First, query the TensorFlow Serving /model/metadata endpoint to retrieve the current model's input and output schema names, since model input names may change and require code updates. Second, format your NMR peaks as a JSON list of dictionaries with '1H' and '13C' keys representing proton and carbon-13 chemical shifts. Third, construct a POST request to the /api/smart3/search endpoint with the formatted peaks payload. Finally, parse the returned JSON classification response and extract the structured result (molecular identifiers, confidence scores, or other model outputs).

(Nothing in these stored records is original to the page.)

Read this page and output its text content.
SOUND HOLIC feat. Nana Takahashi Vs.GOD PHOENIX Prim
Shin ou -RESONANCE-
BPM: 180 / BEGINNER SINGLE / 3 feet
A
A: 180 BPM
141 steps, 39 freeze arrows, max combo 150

The rationale is that programmatic access decouples data acquisition from model inference, allowing batch processing and integration into larger workflows without manual intervention.

## Related tools

- **TensorFlow Serving** (Hosts and serves the SMART 3 classification model; provides /model/metadata and /api/smart3/search endpoints for schema inspection and inference.)
- **DeepSAT** (Source repository containing model training and endpoint implementation logic for NMR-based molecular classification.) — https://github.com/mwang87/DeepSAT

## Examples

```
import json; import requests; metadata = requests.get('http://localhost:8501/v1/models/smart3:metadata').json(); peaks = [{'1H': 7.3, '13C': 128.5}, {'1H': 2.1, '13C': 20.3}]; response = requests.post('http://localhost:8501/v1/models/smart3:predict', json={'instances': [peaks]}); classification = response.json()
```

## Evaluation signals

- HTTP response status is 200; no connection or authentication errors are returned from the endpoint.
- Returned JSON response contains expected classification fields (e.g., molecular identifiers, scores); schema matches the /model/metadata output definition.
- Peak data is accepted without validation errors; JSON list of dicts with '1H' and '13C' keys passes the endpoint's input schema.
- Model input names in your code match those retrieved from /model/metadata; no mismatch errors occur on inference.
- Response latency and throughput are consistent; batch requests process without timeout or out-of-memory failures.

## Limitations

- Model input names may change in future model updates; the /model/metadata endpoint must be queried dynamically rather than hard-coded to remain forward-compatible.
- No official changelog is available, so breaking changes to the endpoint schema may not be advertised; monitoring the /model/metadata response is essential.
- The endpoint accepts only NMR peak data in the specified JSON format; other spectroscopic formats (e.g., mass spectrometry) or alternative NMR representations (e.g., raw binary spectra) are not supported.

## Evidence

- [other] Query the TensorFlow Serving /model/metadata endpoint to retrieve current model input/output names and schema: "Query the TensorFlow Serving /model/metadata endpoint to retrieve current model input/output names and schema."
- [intro] Accept peaks formatted as a list of dicts with '1H' and '13C' keys: "You can put in your peaks as a json list of dicts, with 1H,13C as headers"
- [intro] If the model input names change, code updates are required: "If the model input names change, then we need to change it in the code"
- [other] Request is sent to /api/smart3/search endpoint with formatted peaks payload: "Construct and send the classification request to the TensorFlow Serving /api/smart3/search endpoint with the formatted peaks payload."
- [other] Parse the classification response and return as structured JSON: "Parse the classification response and return the structured result as JSON."